One of the Island’s most outspoken opponents of 4-poster units — feeding stands that brush deer with a tickicide — told the Deer & Tick Committee Tuesday night he was also opposed to hiring a wildlife manager.
It would be unfair, Richard Kelly said, to consider paying the manager $50,000 annually to control the deer population when he and other hunters would be killing deer for free.
Mr. Kelly estimated he spends about $1,000 a year buying arrows and other equipment to hunt deer.
The town has a lottery system that hunters enter that can result in sporting goods gift certificates of $100 to $200.
Police Chief Jim Read, who is in charge of the deer management program for the town, answered Mr. Kelly’s concerns, explaining that a wildlife manager would spent only 5 to 10 percent of his time hunting.
The salary would cover approximately $30,000 currently being allocated for the deployment and maintenance of the 4-poster units by Public Works Department employee Nick Ryan. Another $13,000 is already being spent for a part-time animal control officer and $7,000 is in the committee’s budget for culling the herd.
While the Town Board is generally in favor of the plan, a firm decision to hire a wildlife manager hasn’t yet been made, Committee Chairman Mike Scheibel said.
The appointment would have to be made from the Civil Service list. Candidates would also need a Department of Environmental Conservation Nuisance Wildlife Control Operator’s permit. Beau Payne told his fellow hunters it’s relatively easy to get the permit.
“It sounds like a whole lot of politics to me,” Mr. Kelly said.
No one among the half dozen hunters who attended the meeting expressed opposition to the town’s willingness to have Anthony DeNicola of White Buffalo — a nonprofit wildlife management organization — train local hunters as sharpshooters to cull the herd.
“You can always learn a little bit more from somebody,” Mr. Scheibel said, while complimenting the hunters on their skills.
He and Chief Read provided statistics on deer kills over several years with Mr. Scheibel noting that an increase in deer taken could indicate hunters’ efficiency, or it could mean there are simply more deer to kill. Whatever the case, the Island’s deer population is nowhere near the eight to 10 deer per square mile considered optimum to have a herd under control, according to committee member Jim Colligan.

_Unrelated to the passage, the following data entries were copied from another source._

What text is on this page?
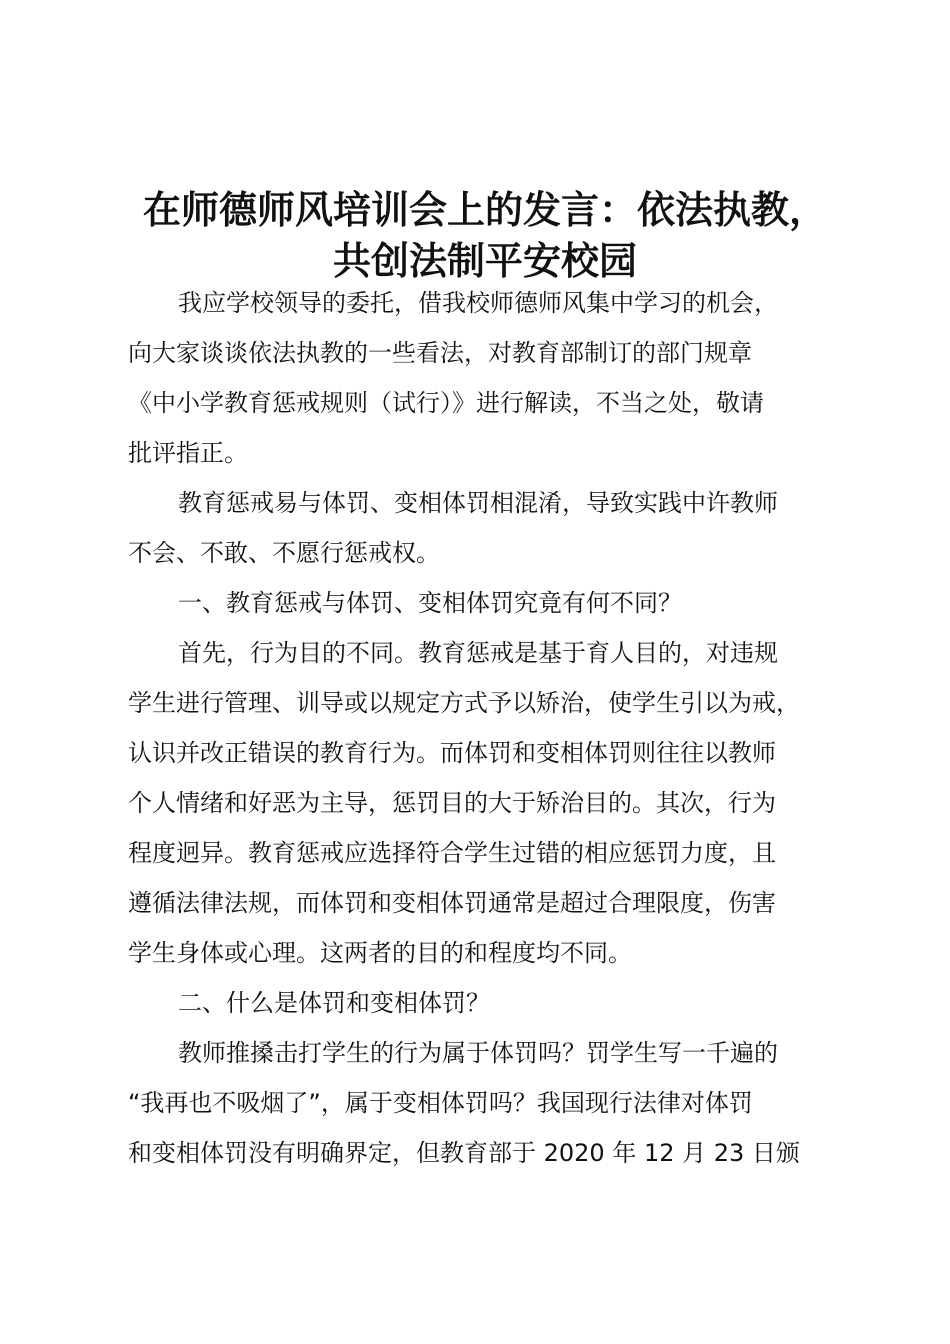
在师德师风培训会上的发言：依法执教，
共创法制平安校园
我应学校领导的委托，借我校师德师风集中学习的机会，
向大家谈谈依法执教的一些看法，对教育部制订的部门规章
《中小学教育惩戒规则（试行）》进行解读，不当之处，敬请
批评指正。
教育惩戒易与体罚、变相体罚相混淆，导致实践中许教师
不会、不敢、不愿行惩戒权。
一、教育惩戒与体罚、变相体罚究竟有何不同？
首先，行为目的不同。教育惩戒是基于育人目的，对违规
学生进行管理、训导或以规定方式予以矫治，使学生引以为戒，
认识并改正错误的教育行为。而体罚和变相体罚则往往以教师
个人情绪和好恶为主导，惩罚目的大于矫治目的。其次，行为
程度迥异。教育惩戒应选择符合学生过错的相应惩罚力度，且
遵循法律法规，而体罚和变相体罚通常是超过合理限度，伤害
学生身体或心理。这两者的目的和程度均不同。
二、什么是体罚和变相体罚？
教师推搡击打学生的行为属于体罚吗？罚学生写一千遍的
“我再也不吸烟了”，属于变相体罚吗？我国现行法律对体罚
和变相体罚没有明确界定，但教育部于 2020 年 12 月 23 日颁
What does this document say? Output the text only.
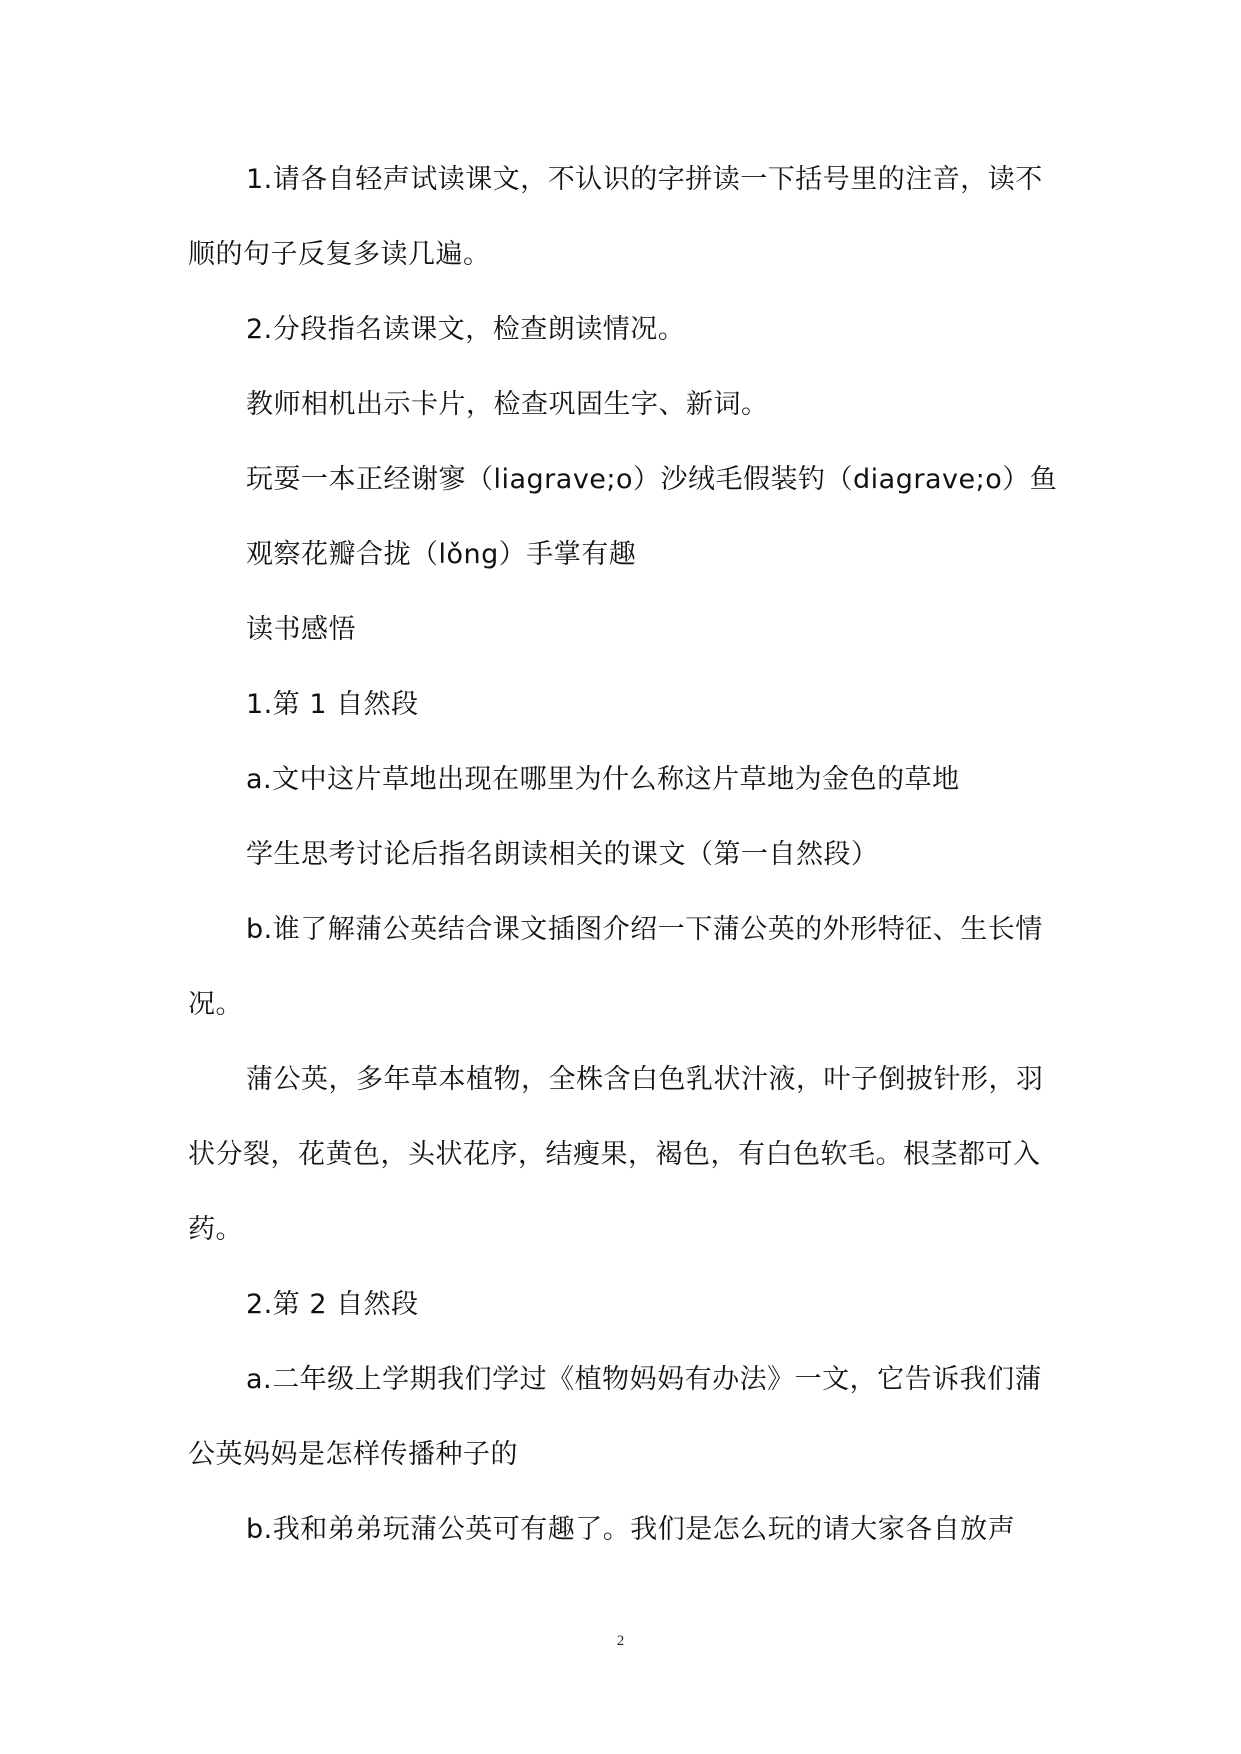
1.请各自轻声试读课文，不认识的字拼读一下括号里的注音，读不顺的句子反复多读几遍。

2.分段指名读课文，检查朗读情况。

教师相机出示卡片，检查巩固生字、新词。

玩耍一本正经谢寥（liagrave;o）沙绒毛假装钓（diagrave;o）鱼

观察花瓣合拢（lǒng）手掌有趣

读书感悟

1.第 1 自然段

a.文中这片草地出现在哪里为什么称这片草地为金色的草地

学生思考讨论后指名朗读相关的课文（第一自然段）

b.谁了解蒲公英结合课文插图介绍一下蒲公英的外形特征、生长情况。

蒲公英，多年草本植物，全株含白色乳状汁液，叶子倒披针形，羽状分裂，花黄色，头状花序，结瘦果，褐色，有白色软毛。根茎都可入药。

2.第 2 自然段

a.二年级上学期我们学过《植物妈妈有办法》一文，它告诉我们蒲公英妈妈是怎样传播种子的

b.我和弟弟玩蒲公英可有趣了。我们是怎么玩的请大家各自放声

2
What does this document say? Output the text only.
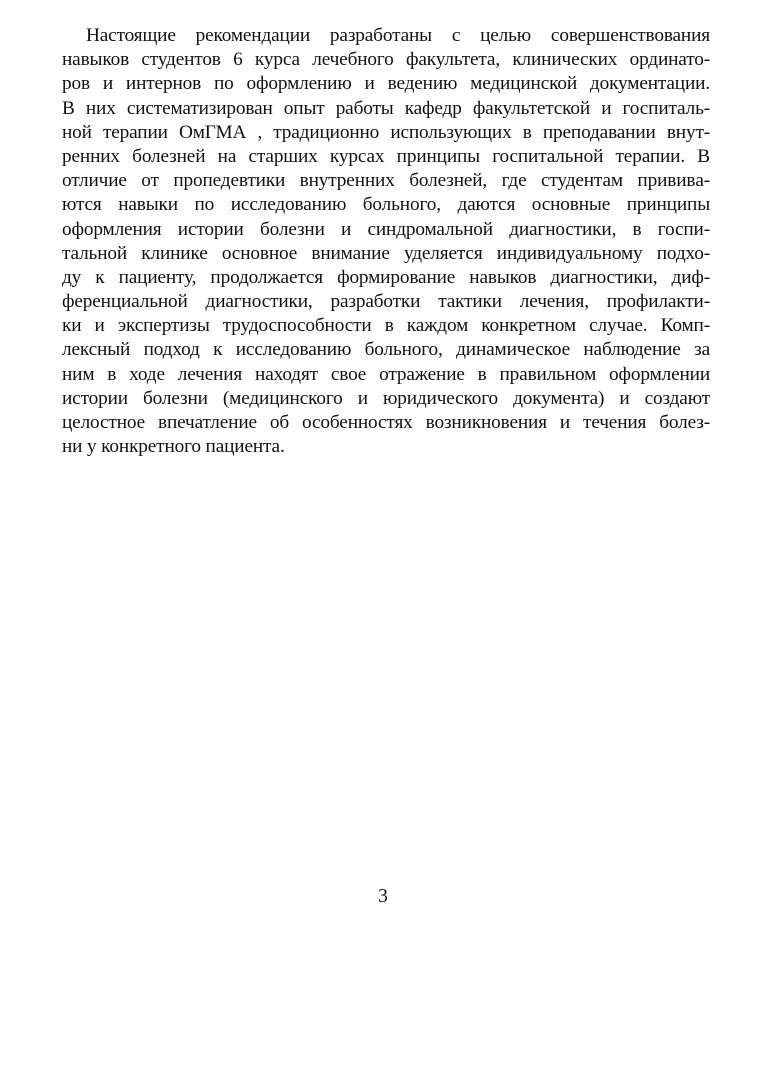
Настоящие рекомендации разработаны с целью совершенствования
навыков студентов 6 курса лечебного факультета, клинических ординато-
ров и интернов по оформлению и ведению медицинской документации.
В них систематизирован опыт работы кафедр факультетской и госпиталь-
ной терапии ОмГМА , традиционно использующих в преподавании внут-
ренних болезней на старших курсах принципы госпитальной терапии. В
отличие от пропедевтики внутренних болезней, где студентам прививa-
ются навыки по исследованию больного, даются основные принципы
оформления истории болезни и синдромальной диагностики, в госпи-
тальной клинике основное внимание уделяется индивидуальному подхо-
ду к пациенту, продолжается формирование навыков диагностики, диф-
ференциальной диагностики, разработки тактики лечения, профилакти-
ки и экспертизы трудоспособности в каждом конкретном случае. Комп-
лексный подход к исследованию больного, динамическое наблюдение за
ним в ходе лечения находят свое отражение в правильном оформлении
истории болезни (медицинского и юридического документа) и создают
целостное впечатление об особенностях возникновения и течения болез-
ни у конкретного пациента.
3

Mr. Colligan called for more tick drags — the process of counting ticks by dragging a white cloth in an area to estimate the tick population — done both in the vicinity of 4-posters and in areas where there are none.
“I think you’ve got to count the deer,” Mr. Kelly said.
If there were an accurate way to get a reliable deer count, the town would be using it, Mr. Colligan responded.
Methods to count deer, Mr. Scheibel said, include observations of plant life that are showing continuing damage from feeding animals, anecdotal information from Island doctors who have reported seeing mounting numbers of patients reporting tick bites, plus statistics on deer-vehicle accidents,
Chief Read has seen a decline in reported accidents, but couldn’t say if it’s a trend signalling lower numbers of deer on the Island.
Bow hunter Bruce Raheb and his friend Peter Mulligan reported hunting here in the last week but saw only a few deer. At the same time, Mr. Raheb noted one problem hunters face — not enough butchers to handle carcass and packaging meat to be taken to the freezers at the Recycling Center where residents can pick up the venison.
He suggested the town consider paying to fix a freezer owned by hunter Darren Binder so carcasses could be brought there and later retrieved for butchering.
Chief Read said the town would like to have more butchers, noting it’s prepared to pay $75 apiece for butchering services and could possibly raise that fee to $100 per carcass.